Grayson had taken a picture of himself beside a horse, which raised questions Riggs had no jurisdiction answering.

Next came the social media apps, or singular app in Grayson’s case, which was a typical middle-aged man’s kind of profile.

Updates were irregular, and the built-in messaging system was full of spam.

Emails were next, and the bulk of them were work related. Riggs didn’t want to dig too deep because he imagined this security stuff was highly confidential, but even so, the last emails he received were on the morning of his murder, and none of them were related to First National Bank.

Riggs swiped to the sent folder and found nothing of note. The same for the deleted files and the junk mail.

But then he caught a suspicious number one in the drafts folder.

He clicked in.

One unsent email.

Reid, something's wrong with the Sentinel app. I'm seeing system overrides that shouldn't be possible. First National vault showing emergency access initiated but that CAN'T happen on a timelock. Going to check it out. If something happens-

The message ended mid-sentence. Like Grayson had suddenly realized typing wasn't going to help.

Reid. Who the hell was Reid? There was no email address in recipient box.

And the Sentinel app. Riggs hadn’t seen that. Weren’t Dark and Ripley visiting someone from Sentinel Tech right now?

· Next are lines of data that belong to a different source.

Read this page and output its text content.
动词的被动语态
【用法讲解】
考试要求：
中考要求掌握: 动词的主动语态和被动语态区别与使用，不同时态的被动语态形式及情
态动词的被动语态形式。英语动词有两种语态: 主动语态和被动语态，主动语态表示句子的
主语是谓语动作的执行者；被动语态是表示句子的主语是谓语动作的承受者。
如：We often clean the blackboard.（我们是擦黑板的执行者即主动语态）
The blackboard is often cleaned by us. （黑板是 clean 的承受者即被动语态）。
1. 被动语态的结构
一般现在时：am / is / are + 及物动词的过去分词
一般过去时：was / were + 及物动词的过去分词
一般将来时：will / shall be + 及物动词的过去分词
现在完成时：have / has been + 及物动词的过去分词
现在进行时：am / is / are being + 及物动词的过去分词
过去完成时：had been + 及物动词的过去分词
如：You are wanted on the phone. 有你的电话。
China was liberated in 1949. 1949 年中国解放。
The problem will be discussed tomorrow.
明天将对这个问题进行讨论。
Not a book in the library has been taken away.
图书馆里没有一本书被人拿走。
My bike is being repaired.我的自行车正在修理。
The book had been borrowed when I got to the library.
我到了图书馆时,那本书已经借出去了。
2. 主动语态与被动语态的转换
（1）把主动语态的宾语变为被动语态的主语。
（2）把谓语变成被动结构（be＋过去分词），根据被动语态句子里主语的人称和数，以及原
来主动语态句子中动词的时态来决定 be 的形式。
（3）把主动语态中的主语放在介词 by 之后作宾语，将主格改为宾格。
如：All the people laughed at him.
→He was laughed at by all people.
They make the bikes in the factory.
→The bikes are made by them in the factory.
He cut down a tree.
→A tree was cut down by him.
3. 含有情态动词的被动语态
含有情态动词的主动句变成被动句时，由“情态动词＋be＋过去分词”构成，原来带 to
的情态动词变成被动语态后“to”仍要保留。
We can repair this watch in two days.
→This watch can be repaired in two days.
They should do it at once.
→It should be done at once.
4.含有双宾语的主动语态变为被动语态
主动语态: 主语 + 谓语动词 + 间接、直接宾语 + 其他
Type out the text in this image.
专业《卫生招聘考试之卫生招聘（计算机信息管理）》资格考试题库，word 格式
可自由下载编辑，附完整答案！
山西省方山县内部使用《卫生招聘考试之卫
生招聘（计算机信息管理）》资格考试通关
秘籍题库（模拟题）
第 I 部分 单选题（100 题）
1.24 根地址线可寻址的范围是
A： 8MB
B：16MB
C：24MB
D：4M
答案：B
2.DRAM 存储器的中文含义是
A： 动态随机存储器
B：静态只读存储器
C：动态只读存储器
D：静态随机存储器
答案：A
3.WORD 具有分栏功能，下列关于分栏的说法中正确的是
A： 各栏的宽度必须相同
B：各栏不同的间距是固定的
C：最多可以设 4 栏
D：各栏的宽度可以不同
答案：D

Riggs went back to app screen and scrolled through until he found it.

There it was. A little green circle with an S in the middle, clearly a rip-off of the Superman logo. Riggs suddenly longed for the old days when tech companies had an ounce of creativity in them.

'What do we have here?' Riggs said. He familiarized himself with the logistics of the app and found it shockingly simple for something that dealt with security measures of some of the most high-profile buildings in the city.

Then he realized he'd already seen this app before, because Mark Miller – the branch manager of First National – had sent him screenshots of the same thing.

The interface was identical. Same green background, same menu structure.

Riggs navigated to the alerts section on Grayson's phone.

Riggs’s blood pressure spiked then, because the screen filled with red warnings. There was line after line of critical alerts, and they were all timestamped from last night.

11:26 PM: Emergency Override Protocol Initiated.

11:28 PM: Time Lock Bypass Requested.

11:31 PM: Manual Access Granted.

11:36 AM: CRITICAL - Atmospheric Sensor Malfunction - Vault Module.

Riggs grabbed his laptop and pulled up Miller's screenshots. Same timestamp. Same night. But Miller's alert screen showed pristine green checkmarks.

All Systems Normal. No Incidents Detected.

Two identical apps, monitoring the same building, telling completely different stories.

Riggs stared at both screens while his computer science brain tried to process what he was seeing.

Apps didn't just make up data. They received information from centralized servers, processed that data according to their programming, and then displayed it to users.

If two apps were connected to the same server, they should show identical information.

Unless one of them wasn't actually connected to the server at all.

‘Son of a bitch. This is…’

And just like that, Detective Riggs realized exactly how Thomas Grayson had been lured into that vault.